A decisão de prover crédito a juro baixo para compra de móveis e eletrodomésticos pelos beneficiários do Minha Casa, Minha Vida, anunciada anteontem pela presidente Dilma Rousseff, tem implicações fiscais além da emissão de dívida pelo Tesouro Nacional para obter uma fonte de recursos.
Na mesma medida provisória que manda entregar à Caixa Econômica Federal até R$ 8 bilhões em títulos de dívida pública para bancar o programa Minha Casa Melhor, a presidente dispensa a empresa de repassar ao Tesouro a maior parte dos lucros a serem apurados em 2013 e anos subsequentes.
Como a União é dona do banco, os lucros seriam devidos ao Tesouro na forma de dividendos ou juros sobre capital próprio. Esse tipo de receita ajudou a compor o superávit primário do setor público não financeiro em 2012, ano em que a meta fiscal referenciada nesse indicador por pouco não foi descumprida. Só a Caixa contribuiu com R$ 7,7 bilhões, mais que o dobro do que pagou no ano anterior (R$ 3,68 bilhões).
Com a Medida Provisória 620, o Tesouro terá que abrir mão de até 75% do lucro líquido ajustado da Caixa. Isso para que os donos de imóveis financiados pelo principal programa habitacional do governo possam comprar TV digital, computador com acesso a internet, geladeira, fogão e móveis, entre outros produtos, financiados em até 48 meses, a juros de 5% ao ano.
Em vez de repassados ao Tesouro, os recursos ficarão com a Caixa para cobrir custos operacionais com esses financiamentos ao consumo, evitando cobrança de juro adicional para tal finalidade. A MP permite que eles sirvam ainda para cobrir risco de crédito, evitando também juro adicional para cobrir prejuízos com calote.
A dispensa vale "enquanto durarem as operações" do Minha Casa, Minha Vida, que são de longo prazo. Caberá ao ministro da Fazenda definir que parte do lucro ficará com a Caixa para bancar custos do banco com o Minha Casa Melhor.
A Caixa não precisará, em princípio, de recursos a título de equalização de taxas de juros. Isso porque os R$ 8 bilhões emprestados pela União, fonte de recursos dos financiamentos, serão remunerados pela Taxa de Juros de Longo Prazo (TJLP), atualmente 5% ao ano, o mesmo percentual fixado pelo Conselho Monetário Nacional para aplicação do dinheiro pelo banco no Minha Casa Melhor.

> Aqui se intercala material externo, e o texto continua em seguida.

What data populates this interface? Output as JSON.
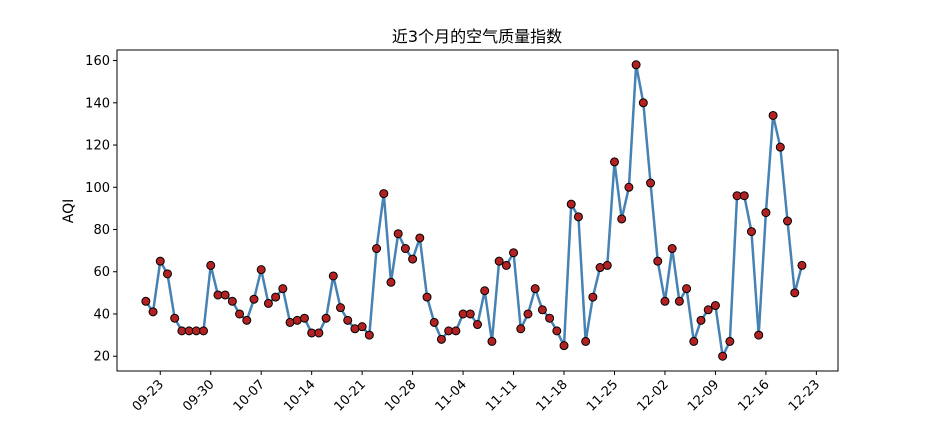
{
  "chart_data": {
    "type": "line",
    "title": "近3个月的空气质量指数",
    "ylabel": "AQI",
    "x": [
      "09-21",
      "09-22",
      "09-23",
      "09-24",
      "09-25",
      "09-26",
      "09-27",
      "09-28",
      "09-29",
      "09-30",
      "10-01",
      "10-02",
      "10-03",
      "10-04",
      "10-05",
      "10-06",
      "10-07",
      "10-08",
      "10-09",
      "10-10",
      "10-11",
      "10-12",
      "10-13",
      "10-14",
      "10-15",
      "10-16",
      "10-17",
      "10-18",
      "10-19",
      "10-20",
      "10-21",
      "10-22",
      "10-23",
      "10-24",
      "10-25",
      "10-26",
      "10-27",
      "10-28",
      "10-29",
      "10-30",
      "10-31",
      "11-01",
      "11-02",
      "11-03",
      "11-04",
      "11-05",
      "11-06",
      "11-07",
      "11-08",
      "11-09",
      "11-10",
      "11-11",
      "11-12",
      "11-13",
      "11-14",
      "11-15",
      "11-16",
      "11-17",
      "11-18",
      "11-19",
      "11-20",
      "11-21",
      "11-22",
      "11-23",
      "11-24",
      "11-25",
      "11-26",
      "11-27",
      "11-28",
      "11-29",
      "11-30",
      "12-01",
      "12-02",
      "12-03",
      "12-04",
      "12-05",
      "12-06",
      "12-07",
      "12-08",
      "12-09",
      "12-10",
      "12-11",
      "12-12",
      "12-13",
      "12-14",
      "12-15",
      "12-16",
      "12-17",
      "12-18",
      "12-19",
      "12-20",
      "12-21"
    ],
    "series": [
      {
        "name": "AQI",
        "color": "#4682b4",
        "marker_color": "#b22222",
        "values": [
          46,
          41,
          65,
          59,
          38,
          32,
          32,
          32,
          32,
          63,
          49,
          49,
          46,
          40,
          37,
          47,
          61,
          45,
          48,
          52,
          36,
          37,
          38,
          31,
          31,
          38,
          58,
          43,
          37,
          33,
          34,
          30,
          71,
          97,
          55,
          78,
          71,
          66,
          76,
          48,
          36,
          28,
          32,
          32,
          40,
          40,
          35,
          51,
          27,
          65,
          63,
          69,
          33,
          40,
          52,
          42,
          38,
          32,
          25,
          92,
          86,
          27,
          48,
          62,
          63,
          112,
          85,
          100,
          158,
          140,
          102,
          65,
          46,
          71,
          46,
          52,
          27,
          37,
          42,
          44,
          20,
          27,
          96,
          96,
          79,
          30,
          88,
          134,
          119,
          84,
          50,
          63
        ]
      }
    ],
    "xlim": [
      "09-17",
      "12-26"
    ],
    "xticks": [
      "09-23",
      "09-30",
      "10-07",
      "10-14",
      "10-21",
      "10-28",
      "11-04",
      "11-11",
      "11-18",
      "11-25",
      "12-02",
      "12-09",
      "12-16",
      "12-23"
    ],
    "ylim": [
      13,
      165
    ],
    "yticks": [
      20,
      40,
      60,
      80,
      100,
      120,
      140,
      160
    ]
  }
}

A MP permite, alternativamente à taxa de longo prazo, que o Tesouro cobre da Caixa remuneração "variável" ou ainda "compatível com o custo de captação" dos recursos (títulos de dívida). Mas o Ministério da Fazenda já informou, anteontem à noite, em nota, que será a TJLP.
O fato de a operação estar equalizada sob o ponto de vista da Caixa (juro do passivo igual ao do ativo) não significa que o Tesouro não terá outros custos além daqueles a serem cobertos com retenção de lucro pelo banco. Na nota de anteontem, o ministério já tinha admitido que haverá custo financeiro em decorrência da diferença entre TJLP e taxas de juros de mercado, sinalizando, assim, que entregará à Caixa títulos com remuneração de mercado.
Ao fazer empréstimo ao banco, em vez de aumento de capital, o governo mais uma vez evita que o aumento da dívida tenha impacto no resultado primário das contas públicas. Não há impacto, porque, no caso dos bancos, o aporte ao mesmo tempo eleva ativos financeiros que abatem a dívida bruta do governo na hora de calcular a dívida líquida, com base na qual o Banco Central apura o resultado primário.
O empréstimo terá características especiais, como ser conversível em capital e não ter prazo de vencimento, para que a Caixa possa considerá-lo como parte do seu patrimônio de referência, com base no qual são definidos muitos limites operacionais, entre eles o de volume de crédito. O anúncio do Minha Casa Melhor veio num momento em que, numa contradição, o governo federal retomou promessas de austeridade fiscal.